El nombre de aquella isla le sonó a ella exótico pero desconocido. Y estaba en el confín del mundo, milagrosamente a salvo de la invasión del turismo de masas. «¿Por donde el Jardín de las Hespérides?», preguntó Mati. «Sí, creo que por ahí», dijo él.
Cuando el almohadón cayó sobre la cara de Fosco amanecía. Ritual, Mati cubrió la cara cadáver con la sábana y esperó. Entraba el sol de un nuevo día cuando saltó de la cama y entró en el cuarto de baño. ¡Ahora, sí, en este instante pleno!» Con calma, se despojó de la ropa, bajó la persiana, abrió los grifos de la bañera… El suyo sería un suicidio al modo clásico, dulcemente sangriento. Fue entonces cuando un pitido agudo e insistente llamó su atención. El móvil de Pepe estaba recibiendo en ese mismo momento un mensaje. Pero ya era tarde, muy tarde, llegaban tarde los mensajes. Sin embargo, fue suficiente una pizca de interés para que Mati curiosease la llamada. Y tuvo necesidad de leer varias veces el texto para que las palabras tuviesen sentido: «Te esperamos mañana impacientes. Amor, mucho amor. Francesca & Helio».

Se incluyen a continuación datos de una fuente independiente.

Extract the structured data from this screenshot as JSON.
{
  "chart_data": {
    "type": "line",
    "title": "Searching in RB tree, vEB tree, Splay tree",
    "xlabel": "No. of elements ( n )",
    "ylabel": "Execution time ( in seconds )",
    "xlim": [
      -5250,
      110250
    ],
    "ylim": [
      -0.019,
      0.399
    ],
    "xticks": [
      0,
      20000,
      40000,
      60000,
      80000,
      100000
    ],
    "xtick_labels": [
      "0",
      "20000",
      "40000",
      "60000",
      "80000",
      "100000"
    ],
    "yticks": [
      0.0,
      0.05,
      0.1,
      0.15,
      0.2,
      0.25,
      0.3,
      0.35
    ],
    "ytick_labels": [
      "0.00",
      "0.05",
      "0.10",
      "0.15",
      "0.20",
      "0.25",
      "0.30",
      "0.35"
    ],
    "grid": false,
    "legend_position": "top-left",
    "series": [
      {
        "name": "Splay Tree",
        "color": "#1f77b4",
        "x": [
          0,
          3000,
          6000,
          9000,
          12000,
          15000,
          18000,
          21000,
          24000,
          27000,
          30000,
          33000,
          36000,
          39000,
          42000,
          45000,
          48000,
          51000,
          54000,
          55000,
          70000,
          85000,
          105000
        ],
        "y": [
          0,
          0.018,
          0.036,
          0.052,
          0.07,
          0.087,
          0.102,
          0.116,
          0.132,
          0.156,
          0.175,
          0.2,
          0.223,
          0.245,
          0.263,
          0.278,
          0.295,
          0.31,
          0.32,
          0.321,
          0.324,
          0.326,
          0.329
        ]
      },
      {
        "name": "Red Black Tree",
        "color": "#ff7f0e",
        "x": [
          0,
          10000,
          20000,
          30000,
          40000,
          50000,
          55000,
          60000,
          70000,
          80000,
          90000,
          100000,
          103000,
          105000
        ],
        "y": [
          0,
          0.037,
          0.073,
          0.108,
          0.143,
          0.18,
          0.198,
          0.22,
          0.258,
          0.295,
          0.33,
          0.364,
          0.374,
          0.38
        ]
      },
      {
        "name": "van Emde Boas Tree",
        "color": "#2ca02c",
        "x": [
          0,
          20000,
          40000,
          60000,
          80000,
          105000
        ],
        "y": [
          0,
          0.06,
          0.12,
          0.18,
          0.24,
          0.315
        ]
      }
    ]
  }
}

Te esperamos mañana impacientes… leyó de nuevo, y no porque tuviese los ojos nublados por las lágrimas.
Ignoraba las horas transcurridas cuando descolgó el télefono. A su lado el cadáver había adquirido un tinte lívido y una rara lejanía que podía confundirse con la indiferencia. Con el auricular en una mano marcó el número de una agencia de viaje. «Sólo un billete… no…sólo de ida…», le indicó a la operadora, después de repetir el nombre de aquel perdido y fabuloso.